Hannah Clark : L’une des grandes forces des organisations agiles, c’est que nous expérimentons et apprenons continuellement pour améliorer nos organisations et les produits que nous offrons. Chaque avancée dans la tech est le résultat d’une forme ou d’une autre d’expérimentation, mais il y a un revers à la médaille : les expériences ne conduisent pas toujours à des résultats positifs. Beaucoup d’expériences sont en réalité très biaisées — et lorsqu’on mise des centaines de milliers de dollars sur le résultat d’une expérience, la dernière chose souhaitée, c’est de devoir prendre des décisions à partir de données erronées. Et le plus inquiétant : la plupart du temps, on ne réalise que les données sont fausses que lorsqu’il est trop tard.
Mon invité aujourd’hui est Manuel Da Costa, fondateur de Effective Experiments. Comme vous pouvez l’imaginer, Manuel a pour mission principale d’aider les organisations à mener de meilleures expérimentations, aboutissant à de meilleures prises de décision produit. Si les bons outils permettent certes d'améliorer expérimentation et analyses de données, il a aussi identifié un phénomène qui apparaît discrètement à la marge des organigrammes, appelé l’écart produit-processus — et il coûte silencieusement des millions aux entreprises technologiques. Entrons dans le vif du sujet.
Bienvenue à nouveau dans le podcast du CPO Club. Je suis aujourd’hui avec Manuel Da Costa.
Manuel, merci beaucoup de nous rejoindre aujourd’hui.
Manuel Da Costa : Bonjour à toutes et à tous ! Hannah, merci de m’avoir invité.
Hannah Clark : Pouvez-vous nous parler un peu de votre parcours et de comment vous en êtes arrivé là où vous êtes aujourd’hui ?
Manuel Da Costa : Bien sûr.

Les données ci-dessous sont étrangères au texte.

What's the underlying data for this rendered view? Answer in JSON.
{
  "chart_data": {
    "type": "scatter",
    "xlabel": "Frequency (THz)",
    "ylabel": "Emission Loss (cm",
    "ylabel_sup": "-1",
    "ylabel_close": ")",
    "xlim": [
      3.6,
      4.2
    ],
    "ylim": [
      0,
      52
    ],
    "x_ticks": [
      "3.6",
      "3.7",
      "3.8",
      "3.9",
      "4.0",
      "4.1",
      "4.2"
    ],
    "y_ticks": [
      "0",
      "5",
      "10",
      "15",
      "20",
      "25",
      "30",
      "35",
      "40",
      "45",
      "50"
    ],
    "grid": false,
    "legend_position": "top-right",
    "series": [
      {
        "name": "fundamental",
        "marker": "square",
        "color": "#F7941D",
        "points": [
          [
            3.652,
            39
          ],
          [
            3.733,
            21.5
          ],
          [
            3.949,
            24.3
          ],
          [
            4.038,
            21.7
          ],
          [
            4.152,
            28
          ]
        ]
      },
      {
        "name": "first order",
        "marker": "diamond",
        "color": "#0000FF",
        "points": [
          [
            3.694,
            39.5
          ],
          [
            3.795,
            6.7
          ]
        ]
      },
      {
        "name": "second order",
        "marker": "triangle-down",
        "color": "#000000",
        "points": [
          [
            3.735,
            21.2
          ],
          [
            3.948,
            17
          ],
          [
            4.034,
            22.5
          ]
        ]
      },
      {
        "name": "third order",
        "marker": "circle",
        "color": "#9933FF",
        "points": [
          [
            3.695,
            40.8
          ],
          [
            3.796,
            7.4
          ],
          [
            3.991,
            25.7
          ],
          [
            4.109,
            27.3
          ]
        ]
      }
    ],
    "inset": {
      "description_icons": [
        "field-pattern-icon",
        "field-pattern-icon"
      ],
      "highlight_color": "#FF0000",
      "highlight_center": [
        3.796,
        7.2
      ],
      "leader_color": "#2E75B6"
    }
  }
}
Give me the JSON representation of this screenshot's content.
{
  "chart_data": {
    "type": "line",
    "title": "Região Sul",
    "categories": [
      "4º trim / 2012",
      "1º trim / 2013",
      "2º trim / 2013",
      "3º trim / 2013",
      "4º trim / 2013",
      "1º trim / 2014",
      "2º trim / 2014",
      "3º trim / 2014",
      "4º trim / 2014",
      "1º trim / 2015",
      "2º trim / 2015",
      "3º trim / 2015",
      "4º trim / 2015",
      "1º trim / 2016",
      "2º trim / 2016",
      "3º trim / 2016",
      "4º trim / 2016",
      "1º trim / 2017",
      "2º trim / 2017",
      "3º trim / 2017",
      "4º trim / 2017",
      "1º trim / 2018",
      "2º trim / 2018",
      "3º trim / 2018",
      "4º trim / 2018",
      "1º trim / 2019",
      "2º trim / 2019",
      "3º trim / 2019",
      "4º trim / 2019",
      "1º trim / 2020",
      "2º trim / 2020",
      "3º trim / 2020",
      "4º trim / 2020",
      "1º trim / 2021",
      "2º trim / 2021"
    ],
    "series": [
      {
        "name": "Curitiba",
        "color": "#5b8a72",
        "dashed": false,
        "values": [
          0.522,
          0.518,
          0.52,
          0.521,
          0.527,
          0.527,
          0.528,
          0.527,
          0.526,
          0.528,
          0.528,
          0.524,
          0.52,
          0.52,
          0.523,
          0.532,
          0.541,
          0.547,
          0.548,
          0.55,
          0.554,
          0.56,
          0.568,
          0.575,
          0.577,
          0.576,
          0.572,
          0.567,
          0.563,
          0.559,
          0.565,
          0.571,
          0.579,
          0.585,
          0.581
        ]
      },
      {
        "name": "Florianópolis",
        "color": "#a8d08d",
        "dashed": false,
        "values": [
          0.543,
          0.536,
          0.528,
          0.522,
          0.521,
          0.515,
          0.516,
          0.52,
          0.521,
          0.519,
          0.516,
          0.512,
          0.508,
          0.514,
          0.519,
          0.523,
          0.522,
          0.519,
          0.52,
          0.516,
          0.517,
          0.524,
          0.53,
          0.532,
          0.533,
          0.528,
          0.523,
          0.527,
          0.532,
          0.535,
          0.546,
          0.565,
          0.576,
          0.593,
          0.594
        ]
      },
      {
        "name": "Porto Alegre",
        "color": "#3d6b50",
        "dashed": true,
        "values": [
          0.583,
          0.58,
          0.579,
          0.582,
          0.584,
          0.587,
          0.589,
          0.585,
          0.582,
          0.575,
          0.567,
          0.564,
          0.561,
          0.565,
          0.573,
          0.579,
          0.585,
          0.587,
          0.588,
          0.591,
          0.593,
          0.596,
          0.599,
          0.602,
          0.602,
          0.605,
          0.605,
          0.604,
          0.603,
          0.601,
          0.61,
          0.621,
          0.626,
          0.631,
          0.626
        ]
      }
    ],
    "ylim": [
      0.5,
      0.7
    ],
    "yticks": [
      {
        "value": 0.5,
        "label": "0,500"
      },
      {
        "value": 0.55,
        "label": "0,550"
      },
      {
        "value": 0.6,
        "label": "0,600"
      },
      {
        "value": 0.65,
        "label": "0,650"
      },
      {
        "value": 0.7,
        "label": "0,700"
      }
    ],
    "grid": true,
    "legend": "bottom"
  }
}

Je suis le fondateur d’Effective Experiments. Nous sommes une entreprise qui propose un logiciel pour aider les sociétés à mieux collaborer et prendre de meilleures décisions produit. Mon parcours, eh bien, commence il y a longtemps, dans l’environnement lean startup, où j’ai appris cette approche test & learn de validation. Je suis ensuite arrivé dans le milieu de l’optimisation de conversion, puis doucement vers mon propre produit, où nous aidons vraiment les équipes produit et expérience client à collaborer efficacement.
C’est ce qui m’amène aujourd’hui à raconter cette histoire, ce qui est le but de ce podcast.
Hannah Clark : J’ai hâte d’approfondir ce sujet.
Ce sur quoi nous allons nous concentrer aujourd’hui, c’est un phénomène que vous avez nommé « l’écart produit-processus ». Pouvez-vous commencer par nous expliquer ce que cela recouvre et dans quelles circonstances cela apparaît ?
Manuel Da Costa : Oui, bien sûr. McKinsey a récemment réalisé une étude sur l’écart entre les bonnes et mauvaises pratiques en gestion produit, et au final, cela revient à l’écart entre ce que la direction attend de la manière dont le produit doit être exécuté, et ce qui se passe réellement sur le terrain côté chefs de produits. Nous avons observé cette déconnexion, que j’appelle l’écart produit-processus : c’est vraiment l’écart entre attentes et réalité.
Il y a de nombreuses raisons à cela, nous entrerons dans les détails, mais au final, le management veut de meilleurs produits, et les responsables produit/propriétaires produit ne livrent pas ce que l’on attend. Et cela s’explique par tout un tas de raisons.
Hannah Clark : Approfondissons un peu. Vous avez dit qu’il y avait de nombreux facteurs. Selon vous, quel est le parcours ou l’origine de cet écart — comment en arrive-t-on là ?
Manuel Da Costa : Bien. Regardons déjà ce qu’on demande aujourd’hui aux équipes produit : valider chaque décision prise. L’expérimentation est devenue le moyen essentiel de valider hypothèses et pertinence du produit.
Pour beaucoup d’équipes à qui l’on confie ces expérimentations, elles n’ont pas l’expérience ou le savoir-faire, ou alors seulement des connaissances de surface sur la façon de mener une bonne expérience. Résultat : les décisions issues de l’expérimentation peuvent être biaisées. L’expérimentation menée peut manquer de rigueur — et d’autres éléments entrent aussi en jeu.
On parle ici de collaboration interéquipes, du niveau de conscience des bonnes pratiques, mais aussi de comment prioriser efficacement. Car il y a de nombreux arbitrages dans le produit, surtout avec l’ajout de l’expérimentation : comment prioriser au mieux ce backlog pour un maximum d’impact ?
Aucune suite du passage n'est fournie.